A feline immunodeficiency virus (FIV) provirus with a vif gene deletion (FIVDelta vifATGgamma) that coexpresses feline gamma interferon (IFN-gamma) was tested as a proviral DNA vaccine to extend previous studies showing efficacy with an FIV-pPPRDelta vif DNA vaccine. Cats were vaccinated with either FIVDelta vifATGgamma or FIV-pPPRDelta vif proviral plasmid DNA or with both FIV-pPPRDelta vif DNA and a feline IFN-gamma expression plasmid (pCDNA-IFNgamma).

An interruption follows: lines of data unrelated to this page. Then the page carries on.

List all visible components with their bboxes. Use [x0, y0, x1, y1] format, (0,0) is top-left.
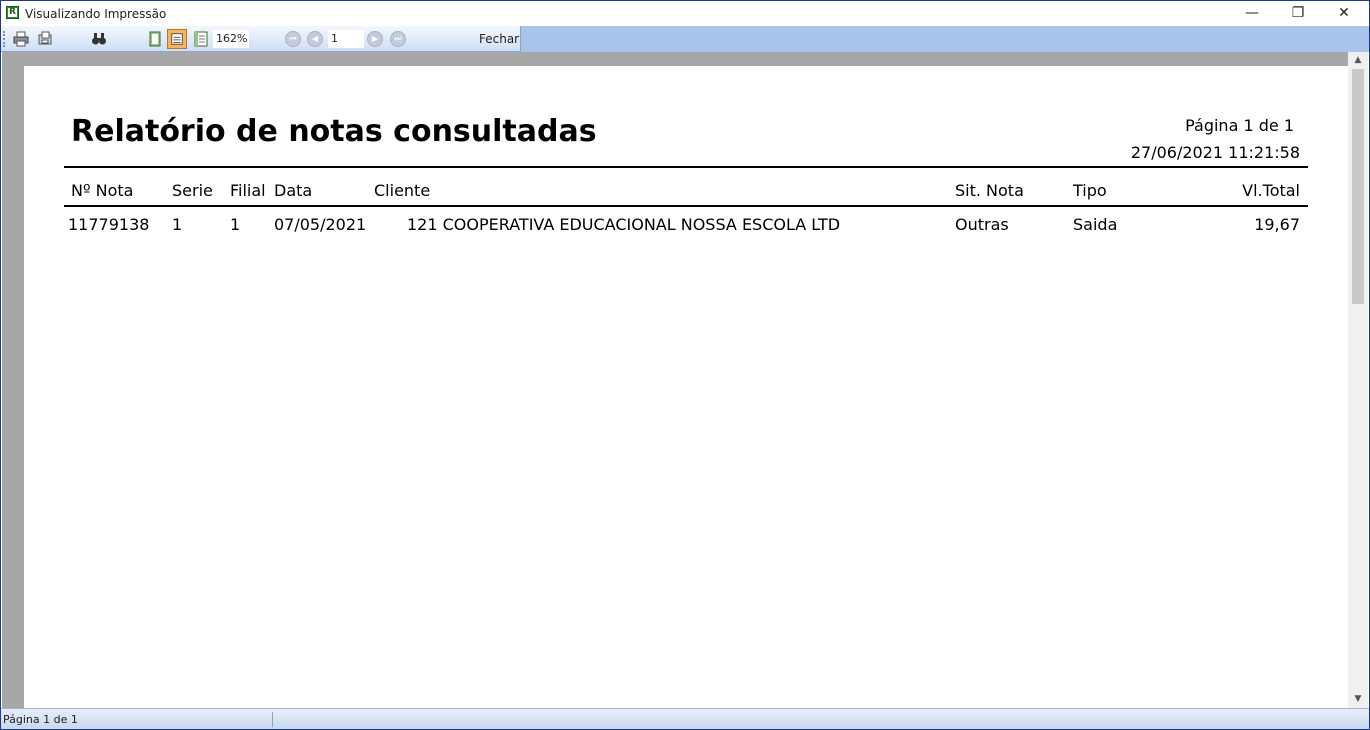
column-header-data: Data [274, 181, 313, 200]
cell-serie: 1 [172, 215, 183, 234]
close-window-button[interactable]: ✕ [1321, 1, 1367, 26]
next-page-icon: ▶ [371, 34, 379, 43]
single-page-icon [149, 31, 161, 47]
header-divider [64, 166, 1308, 168]
scroll-up-button[interactable]: ▲ [1348, 52, 1368, 69]
zoom-field[interactable]: 162% [213, 30, 249, 48]
page-setup-button[interactable] [35, 29, 55, 49]
cell-vl-total: 19,67 [1254, 215, 1300, 234]
toolbar: 162% ⏮ ◀ 1 ▶ ⏭ Fechar [1, 26, 521, 52]
previous-page-button[interactable]: ◀ [307, 31, 323, 47]
status-separator [272, 712, 273, 727]
page-setup-icon [38, 31, 52, 45]
column-header-divider [64, 205, 1308, 207]
multi-page-button[interactable] [191, 29, 211, 49]
column-header-numero: Nº Nota [71, 181, 134, 200]
chevron-down-icon: ▼ [1354, 694, 1362, 704]
cell-tipo: Saida [1073, 215, 1118, 234]
preview-area[interactable]: Relatório de notas consultadas Página 1 … [2, 52, 1348, 708]
cell-sit-nota: Outras [955, 215, 1009, 234]
multi-page-icon [194, 31, 208, 47]
cell-data: 07/05/2021 [274, 215, 367, 234]
report-title: Relatório de notas consultadas [71, 114, 597, 149]
vertical-scrollbar[interactable]: ▲ ▼ [1348, 52, 1368, 708]
page-number-input[interactable]: 1 [328, 30, 364, 48]
scrollbar-thumb[interactable] [1352, 69, 1364, 304]
column-header-filial: Filial [230, 181, 266, 200]
window-title: Visualizando Impressão [25, 7, 167, 21]
chevron-up-icon: ▲ [1354, 55, 1362, 65]
print-button[interactable] [11, 29, 31, 49]
column-header-sit-nota: Sit. Nota [955, 181, 1024, 200]
cell-numero: 11779138 [68, 215, 150, 234]
first-page-icon: ⏮ [289, 34, 297, 43]
last-page-button[interactable]: ⏭ [390, 31, 406, 47]
column-header-vl-total: Vl.Total [1242, 181, 1300, 200]
column-header-serie: Serie [172, 181, 213, 200]
minimize-button[interactable]: — [1229, 1, 1275, 26]
scroll-down-button[interactable]: ▼ [1348, 691, 1368, 708]
column-header-cliente: Cliente [374, 181, 431, 200]
print-preview-window: R Visualizando Impressão — ❐ ✕ 162% ⏮ ◀ … [0, 0, 1370, 730]
page-width-button[interactable] [167, 29, 187, 49]
next-page-button[interactable]: ▶ [367, 31, 383, 47]
page-width-icon [171, 33, 183, 45]
title-bar: R Visualizando Impressão — ❐ ✕ [1, 1, 1369, 26]
report-datetime: 27/06/2021 11:21:58 [1130, 143, 1300, 162]
page-info: Página 1 de 1 [1185, 116, 1294, 135]
report-page: Relatório de notas consultadas Página 1 … [24, 66, 1348, 708]
printer-icon [13, 31, 29, 47]
app-icon: R [6, 6, 19, 19]
status-bar: Página 1 de 1 [1, 708, 1369, 729]
status-page-info: Página 1 de 1 [3, 713, 78, 726]
find-button[interactable] [89, 29, 109, 49]
column-header-tipo: Tipo [1073, 181, 1107, 200]
cell-cliente: 121 COOPERATIVA EDUCACIONAL NOSSA ESCOLA… [407, 215, 841, 234]
find-icon [92, 33, 106, 45]
restore-button[interactable]: ❐ [1275, 1, 1321, 26]
first-page-button[interactable]: ⏮ [285, 31, 301, 47]
cell-filial: 1 [230, 215, 241, 234]
previous-page-icon: ◀ [311, 34, 319, 43]
toolbar-grip[interactable] [3, 31, 7, 47]
single-page-button[interactable] [145, 29, 165, 49]
last-page-icon: ⏭ [394, 34, 402, 43]
close-preview-button[interactable]: Fechar [475, 30, 523, 48]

A higher frequency of FIV-specific T-cell proliferation responses was observed in cats immunized with either FIVDelta vifATGgamma or FIV-pPPRDelta vif plus pCDNA-IFNgamma, while virus-specific cytotoxic-T-lymphocyte responses were comparable between vaccine groups. Antiviral antibodies were not observed postvaccination. Virus-specific cellular and humoral responses were similar between vaccine groups after challenge with a biological FIV isolate (FIV-PPR) at 13 weeks postimmunization. All vaccinated and unvaccinated cats were infected after FIV-PPR challenge and exhibited similar plasma virus loads. Accordingly, inclusion of plasmids containing IFN-gamma did not enhance the efficacy of FIV-pPPRDelta vif DNA immunization. Interestingly, the lack of protection associated with FIV-pPPRDelta vif DNA immunization contrasted with findings from a previous study and suggested that multiple factors, including timing of FIV-pPPRDelta vif inoculations and challenge, as well as route of challenge virus delivery, may significantly impact vaccine efficacy.

摘要

一种携带vif基因缺失的猫免疫缺陷病毒(FIV)前病毒(FIVDelta vifATGgamma),其共表达猫γ干扰素(IFN-γ),作为一种前病毒DNA疫苗进行了测试,以扩展先前关于FIV-pPPRDelta vif DNA疫苗有效性的研究。给猫接种FIVDelta vifATGgamma或FIV-pPPRDelta vif前病毒质粒DNA,或同时接种FIV-pPPRDelta vif DNA和猫IFN-γ表达质粒(pCDNA-IFNgamma)。在用FIVDelta vifATGgamma或FIV-pPPRDelta vif加pCDNA-IFNgamma免疫的猫中,观察到更高频率的FIV特异性T细胞增殖反应,而疫苗组之间的病毒特异性细胞毒性T淋巴细胞反应相当。接种疫苗后未观察到抗病毒抗体。在免疫后13周用生物FIV分离株(FIV-PPR)攻击后,疫苗组之间的病毒特异性细胞和体液反应相似。所有接种疫苗和未接种疫苗的猫在FIV-PPR攻击后均被感染,且血浆病毒载量相似。因此,包含IFN-γ的质粒并未增强FIV-pPPRDelta vif DNA免疫的效果。有趣的是,FIV-pPPRDelta vif DNA免疫缺乏保护作用,这与先前一项研究的结果形成对比,表明包括FIV-pPPRDelta vif接种和攻击的时间以及攻击病毒的递送途径等多种因素可能会显著影响疫苗效果。